The indifference point in costing is the level of production or sales where two different cost structures result in the same total cost. This concept helps businesses decide between two options, such as choosing between two suppliers or production methods. For example, if a company has the option to produce a product using either a fixed-cost system or a variable-cost system, the indifference point is where the total costs for both systems are equal. Understanding this point allows businesses to make informed decisions based on their production needs and cost management.

Let’s say Company A has a fixed cost of Rs.10,000 for producing a gadget, regardless of how many they make. They also have a variable cost of Rs.5 per gadget.
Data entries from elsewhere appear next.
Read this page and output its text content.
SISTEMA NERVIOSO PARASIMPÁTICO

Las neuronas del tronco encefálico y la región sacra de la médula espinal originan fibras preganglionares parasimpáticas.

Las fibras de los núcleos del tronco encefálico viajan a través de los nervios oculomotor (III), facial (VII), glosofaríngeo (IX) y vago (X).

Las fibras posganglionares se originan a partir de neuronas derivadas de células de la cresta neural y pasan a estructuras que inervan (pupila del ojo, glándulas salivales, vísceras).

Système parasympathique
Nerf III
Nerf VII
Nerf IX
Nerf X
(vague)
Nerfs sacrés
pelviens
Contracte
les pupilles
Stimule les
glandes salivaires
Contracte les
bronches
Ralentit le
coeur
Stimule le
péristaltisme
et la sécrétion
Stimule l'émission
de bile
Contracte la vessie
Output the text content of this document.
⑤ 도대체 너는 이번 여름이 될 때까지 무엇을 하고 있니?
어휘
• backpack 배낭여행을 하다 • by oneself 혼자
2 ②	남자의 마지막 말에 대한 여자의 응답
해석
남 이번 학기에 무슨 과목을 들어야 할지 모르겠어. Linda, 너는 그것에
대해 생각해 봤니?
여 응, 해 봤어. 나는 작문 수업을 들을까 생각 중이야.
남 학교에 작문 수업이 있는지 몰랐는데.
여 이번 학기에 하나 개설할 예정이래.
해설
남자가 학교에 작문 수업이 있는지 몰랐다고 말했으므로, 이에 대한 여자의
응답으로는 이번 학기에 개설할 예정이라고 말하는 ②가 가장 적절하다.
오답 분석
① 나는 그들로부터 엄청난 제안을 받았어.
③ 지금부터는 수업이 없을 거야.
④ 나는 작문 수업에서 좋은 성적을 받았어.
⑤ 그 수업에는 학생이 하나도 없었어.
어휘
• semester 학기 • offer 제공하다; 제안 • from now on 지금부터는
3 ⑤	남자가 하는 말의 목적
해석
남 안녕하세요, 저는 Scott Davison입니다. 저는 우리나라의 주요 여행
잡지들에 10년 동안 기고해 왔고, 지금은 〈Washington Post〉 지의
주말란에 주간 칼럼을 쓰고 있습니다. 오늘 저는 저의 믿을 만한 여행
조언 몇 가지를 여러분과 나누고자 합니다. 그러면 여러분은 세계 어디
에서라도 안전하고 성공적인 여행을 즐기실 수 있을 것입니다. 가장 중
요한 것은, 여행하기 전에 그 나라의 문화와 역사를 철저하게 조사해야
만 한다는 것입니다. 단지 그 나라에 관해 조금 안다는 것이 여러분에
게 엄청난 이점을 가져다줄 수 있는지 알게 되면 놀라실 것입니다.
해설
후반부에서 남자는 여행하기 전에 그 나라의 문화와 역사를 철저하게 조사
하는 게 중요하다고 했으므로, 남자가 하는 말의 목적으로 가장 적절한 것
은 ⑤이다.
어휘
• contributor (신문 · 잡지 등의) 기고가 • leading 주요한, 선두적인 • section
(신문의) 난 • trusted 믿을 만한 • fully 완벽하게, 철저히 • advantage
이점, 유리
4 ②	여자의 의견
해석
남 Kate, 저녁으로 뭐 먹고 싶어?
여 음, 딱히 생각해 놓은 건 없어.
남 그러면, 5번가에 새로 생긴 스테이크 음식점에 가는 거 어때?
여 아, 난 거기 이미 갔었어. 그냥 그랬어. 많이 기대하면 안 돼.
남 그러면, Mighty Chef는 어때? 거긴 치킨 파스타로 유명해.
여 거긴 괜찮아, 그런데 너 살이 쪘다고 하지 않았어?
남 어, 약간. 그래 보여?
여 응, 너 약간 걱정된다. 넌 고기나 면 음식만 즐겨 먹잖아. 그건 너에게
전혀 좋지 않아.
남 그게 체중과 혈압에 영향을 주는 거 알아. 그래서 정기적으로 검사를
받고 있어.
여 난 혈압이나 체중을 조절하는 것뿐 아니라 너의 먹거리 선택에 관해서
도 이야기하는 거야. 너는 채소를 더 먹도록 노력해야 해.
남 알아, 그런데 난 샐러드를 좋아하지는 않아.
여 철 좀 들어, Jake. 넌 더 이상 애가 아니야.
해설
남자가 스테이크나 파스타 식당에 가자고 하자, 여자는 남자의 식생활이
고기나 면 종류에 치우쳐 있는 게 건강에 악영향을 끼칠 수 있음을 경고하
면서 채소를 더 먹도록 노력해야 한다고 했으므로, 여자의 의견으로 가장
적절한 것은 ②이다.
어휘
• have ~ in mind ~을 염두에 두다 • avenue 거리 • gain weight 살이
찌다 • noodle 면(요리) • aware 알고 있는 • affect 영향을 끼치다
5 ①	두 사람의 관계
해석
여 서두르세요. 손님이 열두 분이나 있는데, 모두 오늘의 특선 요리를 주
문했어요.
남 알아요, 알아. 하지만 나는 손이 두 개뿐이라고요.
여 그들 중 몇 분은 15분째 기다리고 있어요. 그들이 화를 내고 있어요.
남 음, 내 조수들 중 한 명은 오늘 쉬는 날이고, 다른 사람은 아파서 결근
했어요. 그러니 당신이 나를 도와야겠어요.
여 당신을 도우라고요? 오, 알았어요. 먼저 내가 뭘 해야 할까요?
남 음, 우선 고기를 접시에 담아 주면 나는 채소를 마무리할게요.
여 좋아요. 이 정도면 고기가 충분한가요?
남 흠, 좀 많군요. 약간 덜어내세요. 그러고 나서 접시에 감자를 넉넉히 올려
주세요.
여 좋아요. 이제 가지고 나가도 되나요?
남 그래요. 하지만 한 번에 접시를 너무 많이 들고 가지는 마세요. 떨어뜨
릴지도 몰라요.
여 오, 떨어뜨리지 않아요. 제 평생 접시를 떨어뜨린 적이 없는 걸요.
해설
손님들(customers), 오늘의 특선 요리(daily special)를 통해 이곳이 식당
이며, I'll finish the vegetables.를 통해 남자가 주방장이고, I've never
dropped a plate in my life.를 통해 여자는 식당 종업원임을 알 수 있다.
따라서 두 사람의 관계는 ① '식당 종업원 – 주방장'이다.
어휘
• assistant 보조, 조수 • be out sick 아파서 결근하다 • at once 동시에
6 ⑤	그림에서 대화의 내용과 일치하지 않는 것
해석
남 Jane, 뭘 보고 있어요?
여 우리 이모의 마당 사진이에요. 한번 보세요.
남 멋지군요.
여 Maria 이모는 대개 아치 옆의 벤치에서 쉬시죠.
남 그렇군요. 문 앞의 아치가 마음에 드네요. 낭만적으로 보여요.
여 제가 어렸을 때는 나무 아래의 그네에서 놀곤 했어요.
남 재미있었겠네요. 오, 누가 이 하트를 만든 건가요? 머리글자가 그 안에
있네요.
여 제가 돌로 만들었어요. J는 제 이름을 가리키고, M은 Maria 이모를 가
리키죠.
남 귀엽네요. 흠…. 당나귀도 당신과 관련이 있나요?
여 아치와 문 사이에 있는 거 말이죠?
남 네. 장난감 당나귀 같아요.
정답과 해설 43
Company B, on the other hand, has no fixed costs but charges Rs.10 per gadget. To find the indifference point, we set the total costs equal to each other. If Company A produces 1,000 gadgets, their total cost would be Rs.10,000 + (Rs.5 × 1,000) = Rs.15,000. For Company B to match this, they would need to produce 1,500 gadgets (Rs.10 × 1,500 = Rs.15,000). Therefore, at the indifference point of 1,500 gadgets, both companies have the same total cost, helping them make the best choice for their production strategy. In case the activity level is greater than 1500 it would be advantageous to give order to Company A and if the order size is lesser than 1500 it would be advantageous to give order to Company B.